# Hardware Acceleration of the JPEG2000 Kakadu Library

Michael Dyer, Amit Gupta, Natalia Galin and Saeid Nooshabadi School of Electrical Engineering and Telecommunications The University of New South Wales, Sydney, Australia

Abstract— The NIOS II soft core processor from Altera allows for the easy interfacing of new peripheral blocks to existing software. Using the Kakadu software implementation of JPEG2000, we have added dedicated hardware block encoders to produce an accelerated implementation. Simulation demonstrates that our simple architecture can provide a speedup of 2.55 times, compared to a pure software implementation. The use of both hardware and software allows for an implementation of the entire JPEG2000 standard. We also identify future options for further hardware acceleration of the Kakadu library.

#### I. INTRODUCTION



Fig. 1: Block Diagram of JPEG2000 Compression Scheme

JPEG2000 [1] is a relatively recent image compression scheme. The heart of the compression scheme is the algorithm known as Embedded Block Coding with Optimal Truncation [2]. EBCOT is responsible for modelling and entropy coding independent blocks of quantized Discrete Wavelet Transform (DWT) coefficients. This algorithm is made up of two fundamental blocks, namely the block coder (termed Tier-I) and the rate distortion optimisation system (Tier-II). The block coder in turn is built from the bit-plane coder and the MQ variant of the arithmetic coder. The bit-plane coder scans through a block of coefficients in a bit-plane oriented fashion, producing a context for each bit. This context is used to drive the probability model of the MQ coder. A block diagram of the scheme can be found in Figure 1.

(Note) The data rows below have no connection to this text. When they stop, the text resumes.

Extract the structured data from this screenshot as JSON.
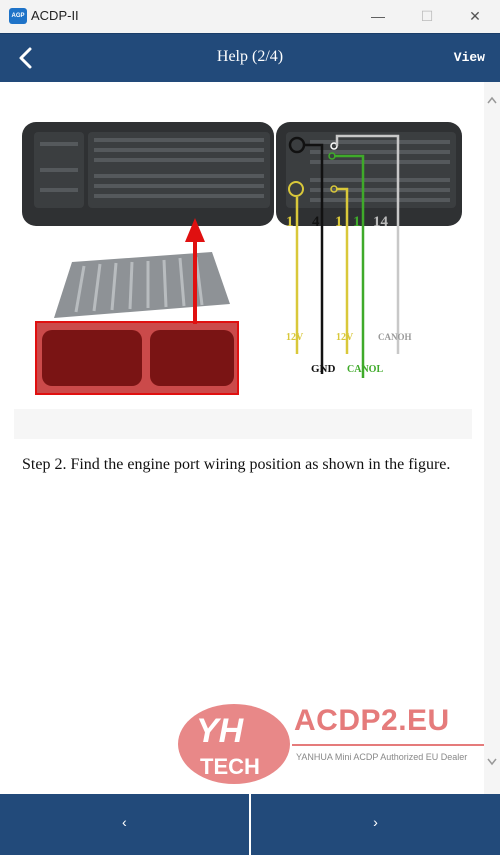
{
  "window": {
    "logo_text": "AGP",
    "title": "ACDP-II",
    "minimize": "—",
    "maximize": "☐",
    "close": "✕"
  },
  "header": {
    "title": "Help (2/4)",
    "view_label": "View"
  },
  "figure": {
    "pins": [
      "1",
      "4",
      "1",
      "1",
      "14"
    ],
    "wire_labels": {
      "v12_left": "12V",
      "v12_right": "12V",
      "canh": "CANOH",
      "gnd": "GND",
      "canl": "CANOL"
    },
    "colors": {
      "yellow": "#d9c83a",
      "black": "#111111",
      "green": "#3faa2a",
      "white_wire": "#c8c8c8",
      "red": "#e01010"
    }
  },
  "step_text": "Step 2. Find the engine port wiring position as shown in the figure.",
  "watermark": {
    "logo_top": "YH",
    "logo_bottom": "TECH",
    "site": "ACDP2.EU",
    "tagline": "YANHUA Mini ACDP Authorized EU Dealer"
  },
  "footer": {
    "prev_label": "‹",
    "next_label": "›"
  }
}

Due to its bit-based operation, software implementations of the block coding algorithm are less than ideal. Previous work by our group [3], [4] has developed efficient hardware implementations of both the bit-plane coder and the MQ coder. These blocks have been combined to produce a hardware block coder.

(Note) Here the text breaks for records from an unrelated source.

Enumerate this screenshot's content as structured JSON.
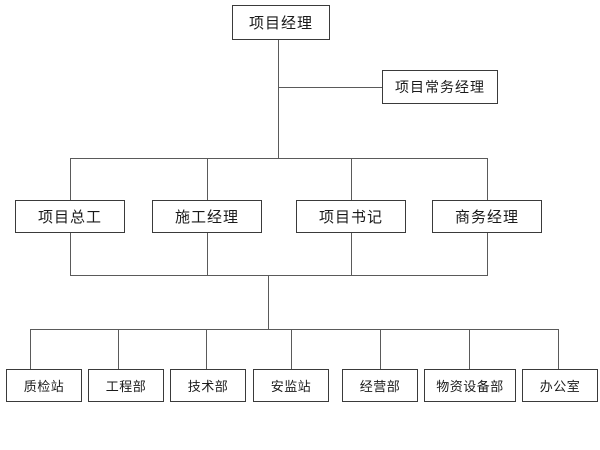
{
  "chart_data": {
    "type": "diagram",
    "diagram_type": "organizational-chart",
    "title": "",
    "orientation": "top-down",
    "background_color": "#ffffff",
    "box_border_color": "#3a3a3a",
    "connector_color": "#5a5a5a",
    "text_color": "#1a1a1a",
    "levels": [
      {
        "level": 1,
        "nodes": [
          {
            "id": "n1",
            "label": "项目经理"
          }
        ]
      },
      {
        "level": 2,
        "nodes": [
          {
            "id": "n2",
            "label": "项目常务经理"
          }
        ]
      },
      {
        "level": 3,
        "nodes": [
          {
            "id": "n3",
            "label": "项目总工"
          },
          {
            "id": "n4",
            "label": "施工经理"
          },
          {
            "id": "n5",
            "label": "项目书记"
          },
          {
            "id": "n6",
            "label": "商务经理"
          }
        ]
      },
      {
        "level": 4,
        "nodes": [
          {
            "id": "n7",
            "label": "质检站"
          },
          {
            "id": "n8",
            "label": "工程部"
          },
          {
            "id": "n9",
            "label": "技术部"
          },
          {
            "id": "n10",
            "label": "安监站"
          },
          {
            "id": "n11",
            "label": "经营部"
          },
          {
            "id": "n12",
            "label": "物资设备部"
          },
          {
            "id": "n13",
            "label": "办公室"
          }
        ]
      }
    ]
  },
  "nodes": {
    "project_manager": "项目经理",
    "executive_manager": "项目常务经理",
    "chief_engineer": "项目总工",
    "construction_manager": "施工经理",
    "project_secretary": "项目书记",
    "commercial_manager": "商务经理",
    "quality_station": "质检站",
    "engineering_dept": "工程部",
    "technology_dept": "技术部",
    "safety_station": "安监站",
    "operations_dept": "经营部",
    "materials_equipment_dept": "物资设备部",
    "office": "办公室"
  }
}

The majority of research into JPEG2000 hardware has concentrated on the efficient implementation of individual processing units shown in Figure 1. Little has been done on combining these improved systems to produce an efficient system capable of implementing the entire JPEG2000 standard. Existing hardware implementations of the standard such as [5], [6] use limited tile sizes and choice of transform in order to reduce implementation complexity. Our approach to this is to use existing software libraries and interface them to efficient implementations of the processing units. This codesign approach allows for the partitioning of the compression scheme into operations that are more suited to either hardware or software. In particular, operations such as the Discrete Wavelet Transform and EBCOT, which are difficult to implement in software can be moved into dedicated hardware. This also allows for the parallel implementation of these tasks, providing even greater speed. Things more suited to software, such as packet formation and file formatting, can be left in software and run on a simple processor. This approach has the major advantage of being able to implement the entire JPEG2000 standard, without limitations. Of course, this does require more resources in terms of memory.

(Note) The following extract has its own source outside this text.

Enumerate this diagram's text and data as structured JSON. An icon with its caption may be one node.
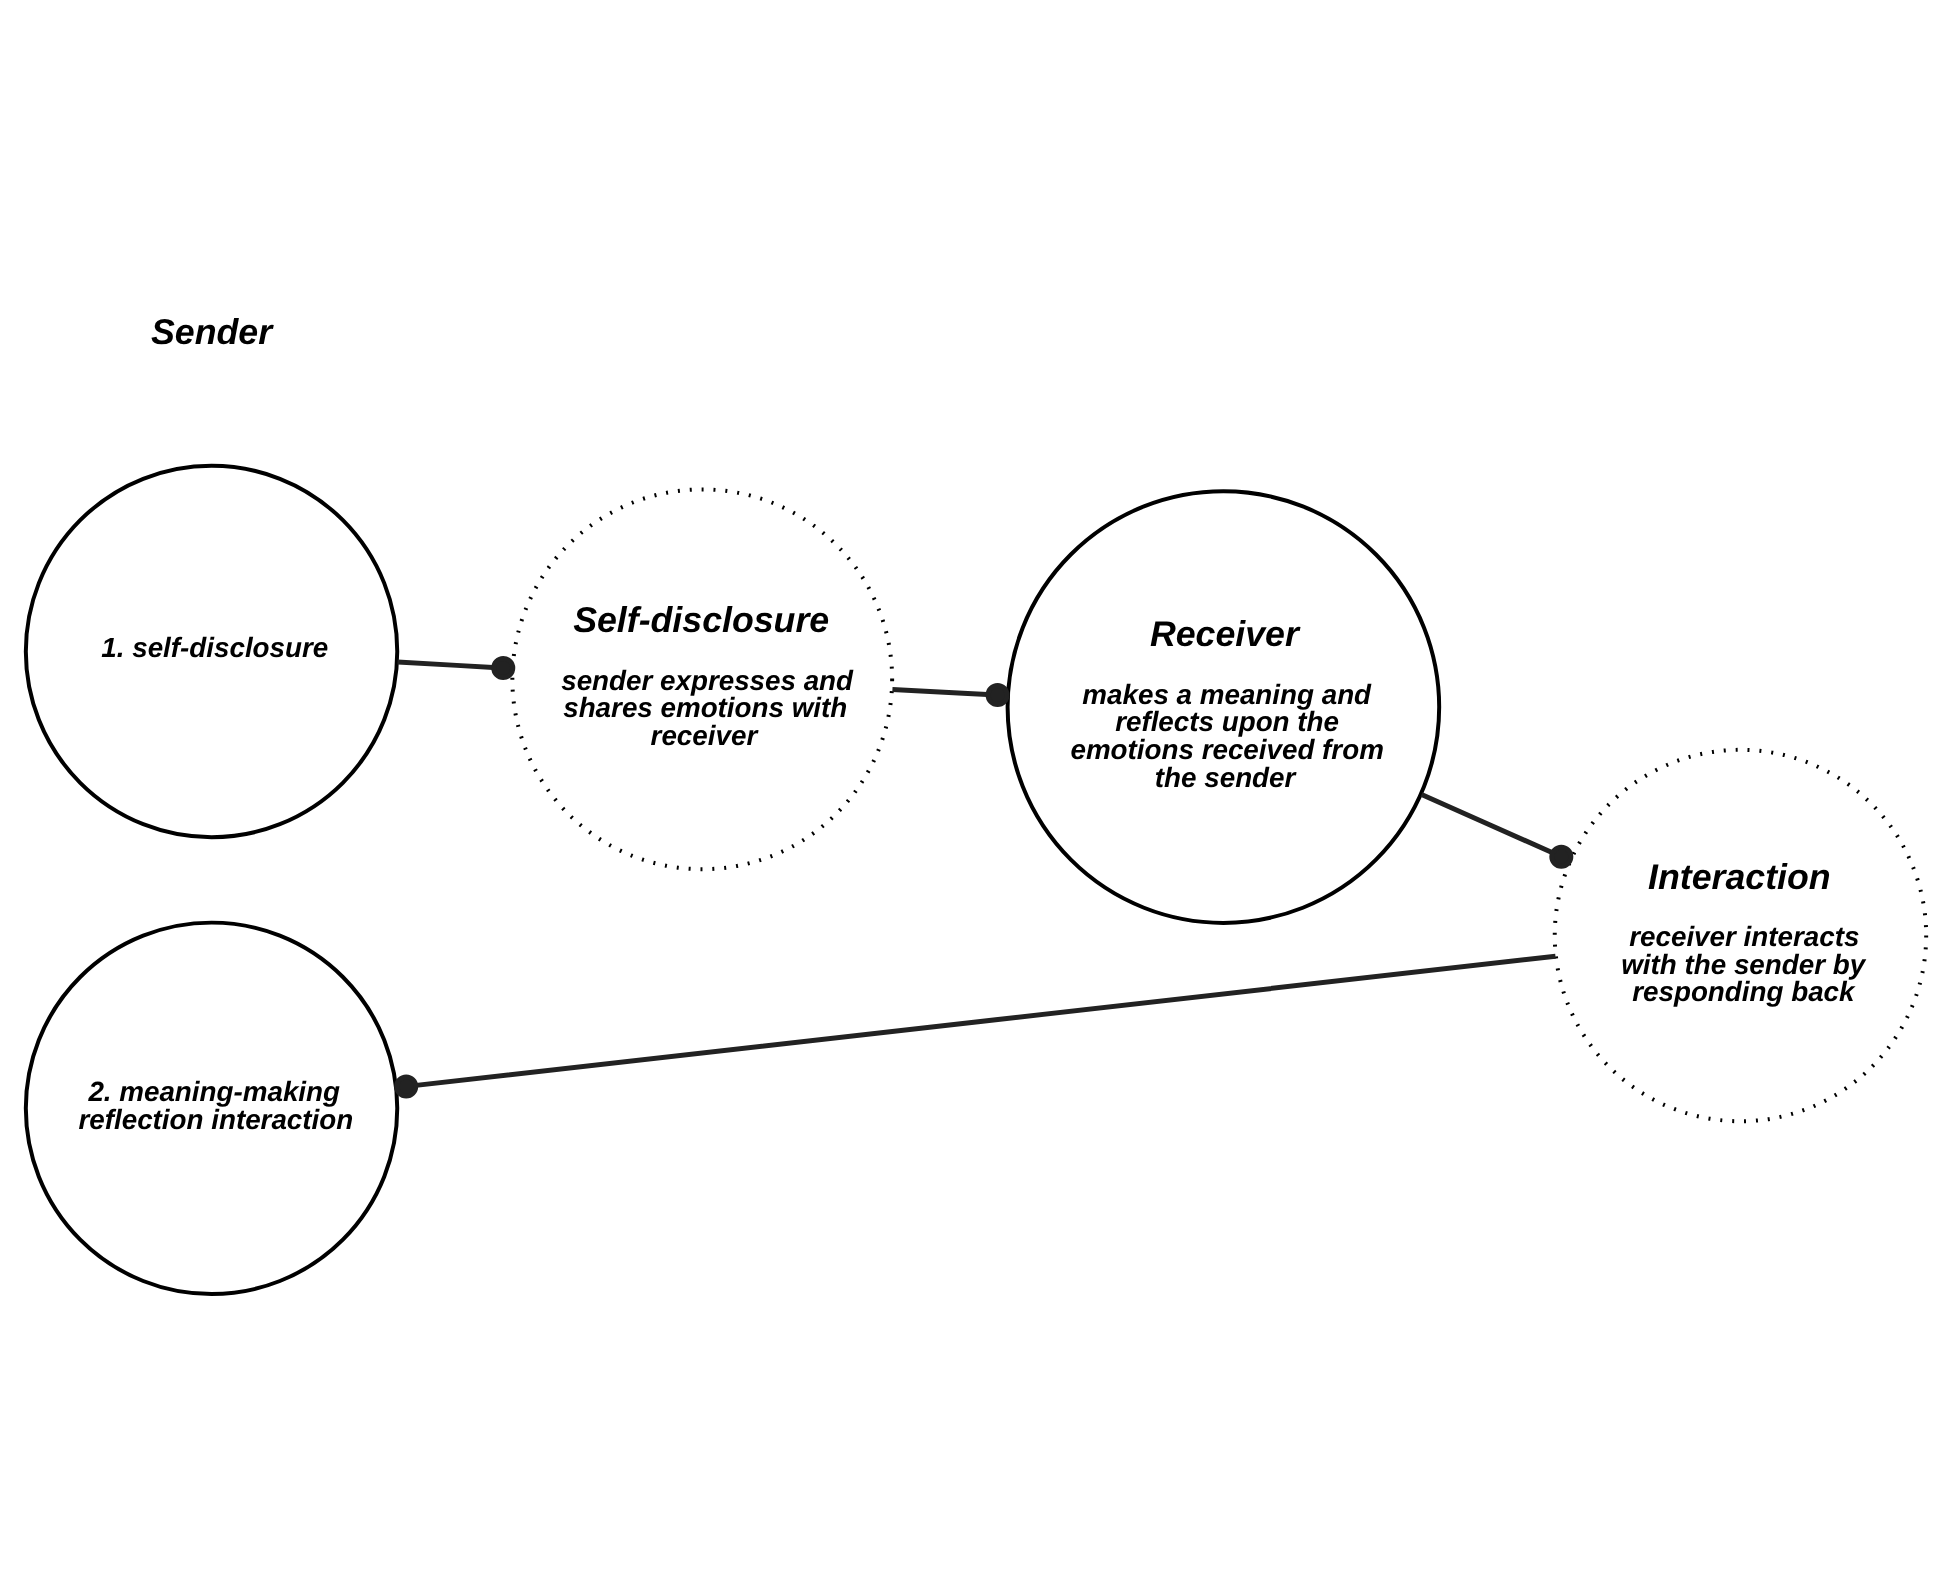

This work uses a port of the Kakadu software implementation of JPEG2000 (provided with [7]) on the Altera NIOS II processor. This implementation is profiled to determine which of the compression operations consumes the most processor time. The major operation, namely block coding is implemented in hardware using our previous work and interfaced to Kakadu. This is achieved by integrating the hardware block coder into the NIOS II processor as a custom peripheral. We are able to demonstrate the tremendous improvement that a dedicated hardware block coder can make to the implementation of JPEG2000. This then allows us to identify future candidates for hardware optimization.

#### II. SOFTWARE PROFILING

The Kakadu library was ported to the NIOS II processor and used to compile a simple compression application, using full optimization. The 8 bit gray scale ISO test image 'Cafe', with an image size of  $2560 \times 2048$  pixels was used to test the software. The truncated results of the GPROF profiling tool are shown in Figure 2.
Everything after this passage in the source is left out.